Because the journals provide a quality gate. To be published in, say, Nature is a career peak for most scientists. While counting references to a paper can tell you some things about its relative merit, it’s not as clear an indicator as having a PNAS, Cell or similar on your resume.
They have created a market for their name so it self-perpetuates.
That quality gate hasn’t been doing it’s job for a long time.
That may be the case but a Science article on the resume is still something every working scientist covets.
It’s a bit of a circular problem. Certain journals have a reputation of publishing higher quality work, so if you see where it’s published, you’re more likely to read it. Since it draws in readers, it leads to more citations. More citations means more people want to publish there, meaning that the journal gets to be more selective and gets to choose the cream of the crop. Thus maintaining their reputation of publishing higher quality work.
In certain fields, at least, there are important steps these papers provide such as screening and review that are simply not feasible through as self-hosted. People who understand what the paper is about and can sniff out bullshit - be it cooked numbers, incorrect figures, improper citations, etc. are an important part of the process. Heck, even among academic papers out there, some are much lower ‘quality’ than others in that they are frequently bought off or have poor review processes allowing fluff and bad science to get through.
With all that being said, scihub is a thing and even paid journals are often easily pirated.
Peer review is false security, so much bad and fraudulent science gets through, but due to the stamp of authority people are less skeptical. Additionally it’s harder to publish good science.

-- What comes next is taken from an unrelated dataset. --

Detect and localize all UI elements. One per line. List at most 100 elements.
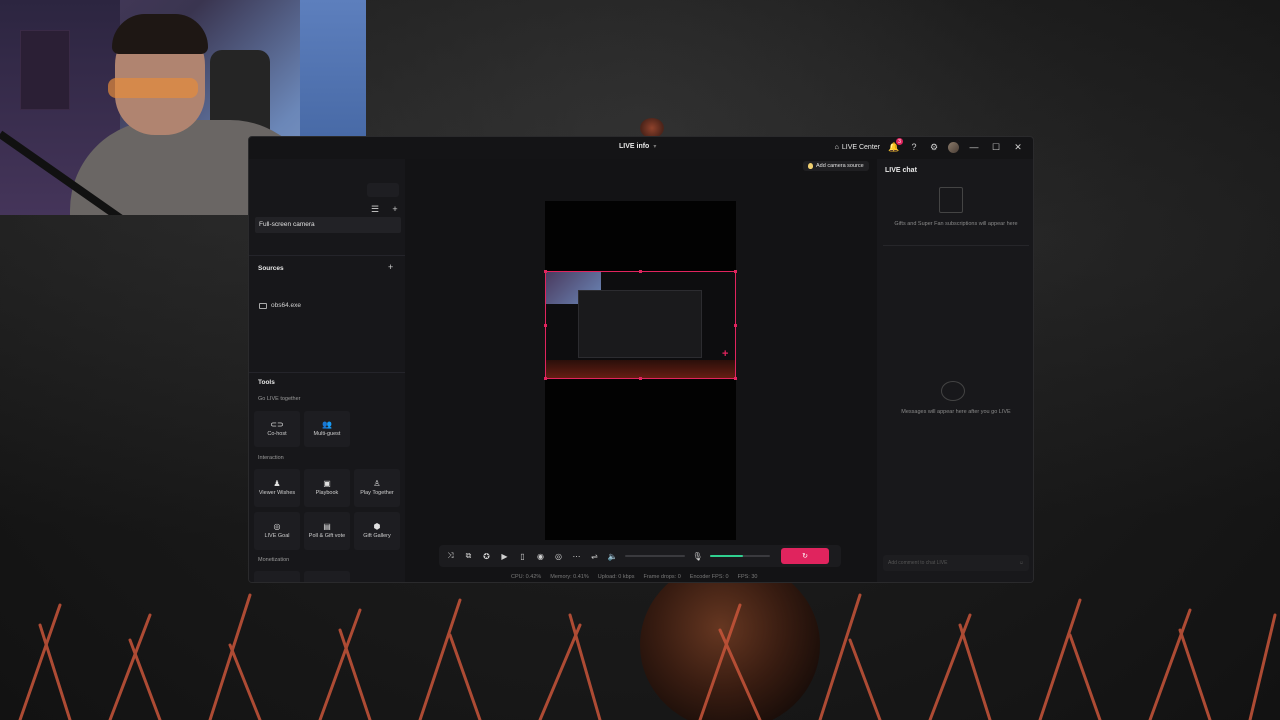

There’s a lot of people who understand this better than me who can explain it. Here’s one starting point. https://www.experimental-history.com/p/the-rise-and-fall-of-peer-review
Don’t get me wrong, it’s not a way to solve everything. But an authoritative body can build credibility and hold onto it. People should still be skeptical and still review, but that’s a normal part of the scientific process. Knowing what’s more and less credible is a normal process of research, and learning to assess credibility is important too. Peer review doesn’t need to be torn down as a concept, it just needs to be taken with a healthy grain of salt, like all processes. This is part of why I mentioned how some journals are more reputable than others - it’s a reflection of how often their peer review misses important things, not a reflection of how bullet-proof their science is. Everyone makes mistakes, the goal should always be to make less.
Also, to be clear, I’m talking about the post-research and pre-publish step, not the pre-research proposal step - that form of peer review can fuck right off.

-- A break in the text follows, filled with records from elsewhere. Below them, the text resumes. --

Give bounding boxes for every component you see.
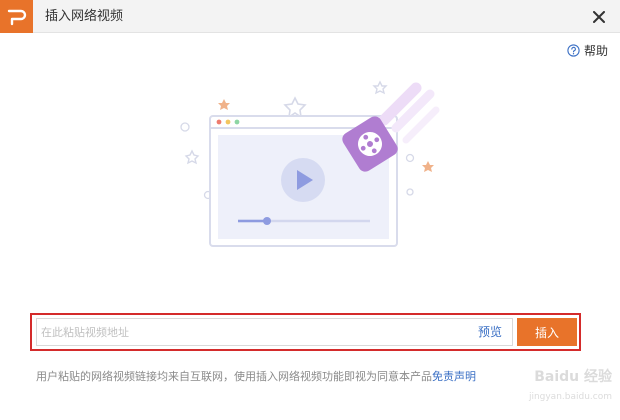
insert-button[interactable]: 插入 bbox=[517, 318, 577, 346]
video-player-illustration bbox=[180, 80, 440, 247]
play-button-icon bbox=[281, 158, 325, 202]
video-url-input[interactable] bbox=[37, 319, 461, 345]
disclaimer-text: 用户粘贴的网络视频链接均来自互联网，使用插入网络视频功能即视为同意本产品 bbox=[36, 370, 432, 383]
url-input-highlight: 预览 插入 bbox=[30, 313, 581, 351]
star-outline-icon bbox=[283, 96, 307, 119]
help-label: 帮助 bbox=[583, 44, 608, 58]
star-icon bbox=[422, 161, 434, 172]
title-bar: 插入网络视频 bbox=[0, 0, 620, 33]
star-icon bbox=[218, 99, 230, 110]
circle-decoration bbox=[405, 153, 415, 163]
star-outline-icon bbox=[184, 149, 200, 165]
close-button[interactable] bbox=[588, 6, 610, 28]
wps-p-logo-icon bbox=[0, 0, 33, 33]
question-circle-icon bbox=[567, 44, 580, 57]
watermark-text: Baidu 经验 bbox=[534, 369, 612, 385]
circle-decoration bbox=[180, 122, 190, 132]
circle-decoration bbox=[406, 188, 414, 196]
preview-link[interactable]: 预览 bbox=[478, 319, 502, 345]
url-input-box: 预览 bbox=[36, 318, 513, 346]
close-icon bbox=[593, 11, 605, 23]
disclaimer-link[interactable]: 免责声明 bbox=[432, 370, 476, 383]
watermark-subtext: jingyan.baidu.com bbox=[528, 392, 612, 402]
star-outline-icon bbox=[372, 80, 388, 95]
window-title: 插入网络视频 bbox=[45, 9, 124, 24]
baidu-watermark: Baidu 经验 jingyan.baidu.com bbox=[512, 366, 612, 410]
help-link[interactable]: 帮助 bbox=[567, 42, 608, 59]
disclaimer: 用户粘贴的网络视频链接均来自互联网，使用插入网络视频功能即视为同意本产品免责声明 bbox=[36, 368, 476, 384]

Also of great importance which I should have probably highlighted in my initial post - this is really dependent on the field itself. In medicine people put in effort for that kind of review. I’ve peer reviewed quite a few papers and I’ve received really good advice from peer reviewers on some of the papers I’m on. Certainly this can happen in environments where this kind of review isn’t necessary, but the institutions that exist do make it a lot easier. An open source self-hosted model would make it really hard to get an idea of how many eyes were on a particular paper, and would make keeping up with continuing education difficult… of course unless groups of people made their career reviewing everything that emerges and putting together summaries or otherwise helping to sift through the noise.
So I actually spent a few seconds thinking about it and I think the main problem would come down to moderation? Ultimately if someone who wrote a paper wanted to distribute it they could do so using existing sites like pastebin or GitHub. The concern with running one myself would be “how do I know this doesn’t contain child abuse images or something”.